Mes hommes vinrent nous dire que la fin de l'orage laissait espérer un temps calme.
Je déposai doucement Zéla sur sa couche et je fis mettre le bateau en état de nous recevoir. Lorsque tous les préparatifs de notre embarquement furent terminés, je transportai Zéla et Adoa sur des coussins placés dans le fond de la barque, et je ramai avec les hommes, tant était grande mon impatience de regagner les vaisseaux.
Le pont du grab était rempli d'hommes quand nous rasâmes son bord comme un éclair, pour gagner celui du schooner.
De Ruyter me héla pour me demander la cause de notre marche rapide.
Sans répondre à sa question, je le suppliai de venir auprès de nous avec le docteur.
Une chaise fut envoyée de la grande vergue dans notre bateau; j'y déposai Zéla, et, sans dire un mot, le désespoir paralysait mes lèvres, j'emportai la jeune femme dans ma cabine. De Ruyter et Van vinrent bientôt nous rejoindre, et l'un et l'autre furent douloureusement frappés du terrible changement qui s'était opéré en vingt-quatre heures dans la douce et belle figure de Zéla. De Ruyter frémit involontairement, ferma les yeux et couvrit son visage avec ses deux mains. L'impénétrable docteur, qui n'avait jamais montré de sympathie pour la douleur humaine, ôta ses lunettes afin d'essuyer les larmes qui aveuglaient son regard. Puis, avec une tendresse étrangère à ses habitudes générales, il examina les blessures de la douce patiente. Ni Van ni de Ruyter ne m'adressèrent de questions, et, pendant toute la durée de l'examen du docteur, un silence lugubre régna dans la cabine.
Après avoir pansé la blessure de la tête, Van visita avec soin les contusions du corps, fit prendre à Zéla une potion soporifique et nous emmena avec lui sur le pont.
—Docteur, est-elle en danger? demandai-je à Van d'un ton aussi humble que celui d'un esclave adressant une question à un puissant seigneur.

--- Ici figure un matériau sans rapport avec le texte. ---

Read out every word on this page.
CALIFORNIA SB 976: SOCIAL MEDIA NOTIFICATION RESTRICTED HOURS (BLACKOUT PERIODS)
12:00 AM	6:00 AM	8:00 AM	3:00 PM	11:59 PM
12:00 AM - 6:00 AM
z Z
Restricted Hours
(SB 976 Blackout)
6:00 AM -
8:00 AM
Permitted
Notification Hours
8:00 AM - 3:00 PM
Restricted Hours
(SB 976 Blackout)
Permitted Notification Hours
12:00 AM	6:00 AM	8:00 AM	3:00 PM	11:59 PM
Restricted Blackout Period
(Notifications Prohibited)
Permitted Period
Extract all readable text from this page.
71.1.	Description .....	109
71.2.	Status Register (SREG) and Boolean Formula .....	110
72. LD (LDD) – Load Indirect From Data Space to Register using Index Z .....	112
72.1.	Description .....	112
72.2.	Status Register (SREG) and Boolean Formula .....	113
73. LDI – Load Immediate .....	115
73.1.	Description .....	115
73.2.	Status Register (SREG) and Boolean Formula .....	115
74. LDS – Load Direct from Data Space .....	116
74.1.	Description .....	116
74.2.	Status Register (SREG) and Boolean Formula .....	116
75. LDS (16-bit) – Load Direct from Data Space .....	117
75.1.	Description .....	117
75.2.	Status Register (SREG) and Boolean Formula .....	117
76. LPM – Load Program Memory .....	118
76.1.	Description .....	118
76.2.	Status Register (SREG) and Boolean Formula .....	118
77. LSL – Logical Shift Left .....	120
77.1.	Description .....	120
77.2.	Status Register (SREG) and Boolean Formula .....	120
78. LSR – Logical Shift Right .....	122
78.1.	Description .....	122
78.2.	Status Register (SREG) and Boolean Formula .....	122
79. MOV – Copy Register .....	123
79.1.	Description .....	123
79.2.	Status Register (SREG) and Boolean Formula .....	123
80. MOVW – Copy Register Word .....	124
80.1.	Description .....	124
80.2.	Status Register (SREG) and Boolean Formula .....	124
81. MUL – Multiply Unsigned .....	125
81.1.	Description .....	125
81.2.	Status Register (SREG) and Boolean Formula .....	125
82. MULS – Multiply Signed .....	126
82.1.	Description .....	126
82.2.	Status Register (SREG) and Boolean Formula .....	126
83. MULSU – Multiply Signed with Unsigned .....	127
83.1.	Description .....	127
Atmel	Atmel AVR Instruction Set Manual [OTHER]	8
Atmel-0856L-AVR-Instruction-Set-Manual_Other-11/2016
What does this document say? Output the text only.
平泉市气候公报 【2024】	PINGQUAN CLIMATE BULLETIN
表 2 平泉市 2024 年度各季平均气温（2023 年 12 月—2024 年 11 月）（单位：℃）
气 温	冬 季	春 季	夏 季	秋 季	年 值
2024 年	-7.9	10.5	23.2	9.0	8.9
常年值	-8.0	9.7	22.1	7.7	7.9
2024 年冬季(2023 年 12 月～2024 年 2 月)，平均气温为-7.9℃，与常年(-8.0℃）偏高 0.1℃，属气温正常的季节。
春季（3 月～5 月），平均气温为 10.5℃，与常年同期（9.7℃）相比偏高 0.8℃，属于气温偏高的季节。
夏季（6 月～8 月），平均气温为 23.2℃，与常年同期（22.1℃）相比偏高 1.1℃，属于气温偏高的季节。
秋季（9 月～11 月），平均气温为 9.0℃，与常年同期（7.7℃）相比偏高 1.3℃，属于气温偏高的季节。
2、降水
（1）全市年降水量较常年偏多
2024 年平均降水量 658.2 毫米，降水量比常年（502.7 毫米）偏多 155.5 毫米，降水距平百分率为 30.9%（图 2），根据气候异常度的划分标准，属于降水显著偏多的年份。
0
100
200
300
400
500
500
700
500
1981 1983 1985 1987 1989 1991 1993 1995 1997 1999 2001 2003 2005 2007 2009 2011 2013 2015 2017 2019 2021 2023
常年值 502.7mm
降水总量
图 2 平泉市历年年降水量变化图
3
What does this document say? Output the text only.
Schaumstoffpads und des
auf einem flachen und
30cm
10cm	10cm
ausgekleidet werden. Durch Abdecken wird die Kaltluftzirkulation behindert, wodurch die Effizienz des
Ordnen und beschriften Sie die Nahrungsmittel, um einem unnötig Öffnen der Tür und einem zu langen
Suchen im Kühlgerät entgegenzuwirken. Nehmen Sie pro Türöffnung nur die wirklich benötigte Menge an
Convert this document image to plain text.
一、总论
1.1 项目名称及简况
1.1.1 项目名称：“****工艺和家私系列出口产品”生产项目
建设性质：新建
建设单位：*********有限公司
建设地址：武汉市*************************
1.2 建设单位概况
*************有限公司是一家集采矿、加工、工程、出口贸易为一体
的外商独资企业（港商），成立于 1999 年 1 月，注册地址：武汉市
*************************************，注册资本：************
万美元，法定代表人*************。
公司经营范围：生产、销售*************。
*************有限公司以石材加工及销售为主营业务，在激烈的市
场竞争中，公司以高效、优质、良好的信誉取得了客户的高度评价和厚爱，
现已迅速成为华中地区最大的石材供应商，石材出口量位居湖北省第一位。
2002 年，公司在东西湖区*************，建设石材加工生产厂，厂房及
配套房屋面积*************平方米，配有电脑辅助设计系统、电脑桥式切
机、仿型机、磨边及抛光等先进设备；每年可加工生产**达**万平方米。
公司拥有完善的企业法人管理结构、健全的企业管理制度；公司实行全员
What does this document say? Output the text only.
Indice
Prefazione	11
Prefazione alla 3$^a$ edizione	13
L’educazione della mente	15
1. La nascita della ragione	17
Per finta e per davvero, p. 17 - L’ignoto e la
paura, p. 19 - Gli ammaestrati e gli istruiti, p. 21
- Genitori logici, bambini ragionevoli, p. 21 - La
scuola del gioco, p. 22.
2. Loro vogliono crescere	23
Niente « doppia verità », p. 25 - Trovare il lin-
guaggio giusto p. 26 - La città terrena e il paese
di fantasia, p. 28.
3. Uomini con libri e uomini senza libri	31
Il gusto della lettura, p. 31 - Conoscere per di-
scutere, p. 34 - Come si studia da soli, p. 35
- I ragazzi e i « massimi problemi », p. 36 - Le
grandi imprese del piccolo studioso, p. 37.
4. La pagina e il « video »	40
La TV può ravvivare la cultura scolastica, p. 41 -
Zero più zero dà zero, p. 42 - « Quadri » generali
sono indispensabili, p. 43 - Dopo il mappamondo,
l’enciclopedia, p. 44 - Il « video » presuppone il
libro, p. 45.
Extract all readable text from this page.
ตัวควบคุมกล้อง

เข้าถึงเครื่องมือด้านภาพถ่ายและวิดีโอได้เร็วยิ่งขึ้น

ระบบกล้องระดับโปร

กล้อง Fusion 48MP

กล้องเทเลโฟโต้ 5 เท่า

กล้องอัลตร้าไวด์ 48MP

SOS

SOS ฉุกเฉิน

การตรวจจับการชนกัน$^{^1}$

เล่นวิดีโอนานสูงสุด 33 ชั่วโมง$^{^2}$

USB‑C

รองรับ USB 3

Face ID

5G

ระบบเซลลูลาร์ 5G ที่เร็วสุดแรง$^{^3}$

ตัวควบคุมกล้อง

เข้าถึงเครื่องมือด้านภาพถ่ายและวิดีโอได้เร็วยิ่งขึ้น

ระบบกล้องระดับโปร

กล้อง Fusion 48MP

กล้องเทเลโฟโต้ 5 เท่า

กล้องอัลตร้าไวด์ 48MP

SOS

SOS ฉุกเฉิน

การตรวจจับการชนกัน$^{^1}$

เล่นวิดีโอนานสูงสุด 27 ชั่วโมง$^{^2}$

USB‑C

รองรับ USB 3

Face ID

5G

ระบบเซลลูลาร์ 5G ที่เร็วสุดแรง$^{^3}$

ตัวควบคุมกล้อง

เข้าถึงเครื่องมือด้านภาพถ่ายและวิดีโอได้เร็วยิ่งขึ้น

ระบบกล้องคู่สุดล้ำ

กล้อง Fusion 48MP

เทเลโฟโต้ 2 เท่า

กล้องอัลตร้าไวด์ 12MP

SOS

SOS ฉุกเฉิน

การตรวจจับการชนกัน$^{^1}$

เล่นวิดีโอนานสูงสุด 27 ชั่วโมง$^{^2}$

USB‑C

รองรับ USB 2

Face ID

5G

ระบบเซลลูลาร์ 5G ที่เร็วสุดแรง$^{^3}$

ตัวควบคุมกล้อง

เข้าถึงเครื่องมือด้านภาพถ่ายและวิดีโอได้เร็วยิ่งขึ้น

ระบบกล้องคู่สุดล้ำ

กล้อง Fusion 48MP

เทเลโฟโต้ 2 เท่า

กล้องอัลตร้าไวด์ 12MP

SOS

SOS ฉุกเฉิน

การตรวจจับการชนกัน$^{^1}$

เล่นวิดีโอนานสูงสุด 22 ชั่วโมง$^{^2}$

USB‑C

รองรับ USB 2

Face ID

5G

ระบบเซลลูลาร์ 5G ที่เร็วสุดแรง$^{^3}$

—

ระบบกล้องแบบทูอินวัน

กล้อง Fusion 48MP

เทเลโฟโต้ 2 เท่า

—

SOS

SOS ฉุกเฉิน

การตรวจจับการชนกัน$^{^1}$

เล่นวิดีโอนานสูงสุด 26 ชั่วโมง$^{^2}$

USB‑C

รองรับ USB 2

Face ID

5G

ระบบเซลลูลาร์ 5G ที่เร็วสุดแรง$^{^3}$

—Non, me dit Van surpris de ma douceur et de ma politesse; non, il lui faut des soins, du calme, du repos, de la patience.
Je n'ai pas besoin de dire que la fidèle Adoa partageait les soins qui étaient prodigués à Zéla, dont elle habitait la cabine. La petite esclave souffrait moins que sa maîtresse, car ses traits n'avaient subi qu'un changement imperceptible, tandis que ceux de Zéla étaient devenus presque méconnaissables.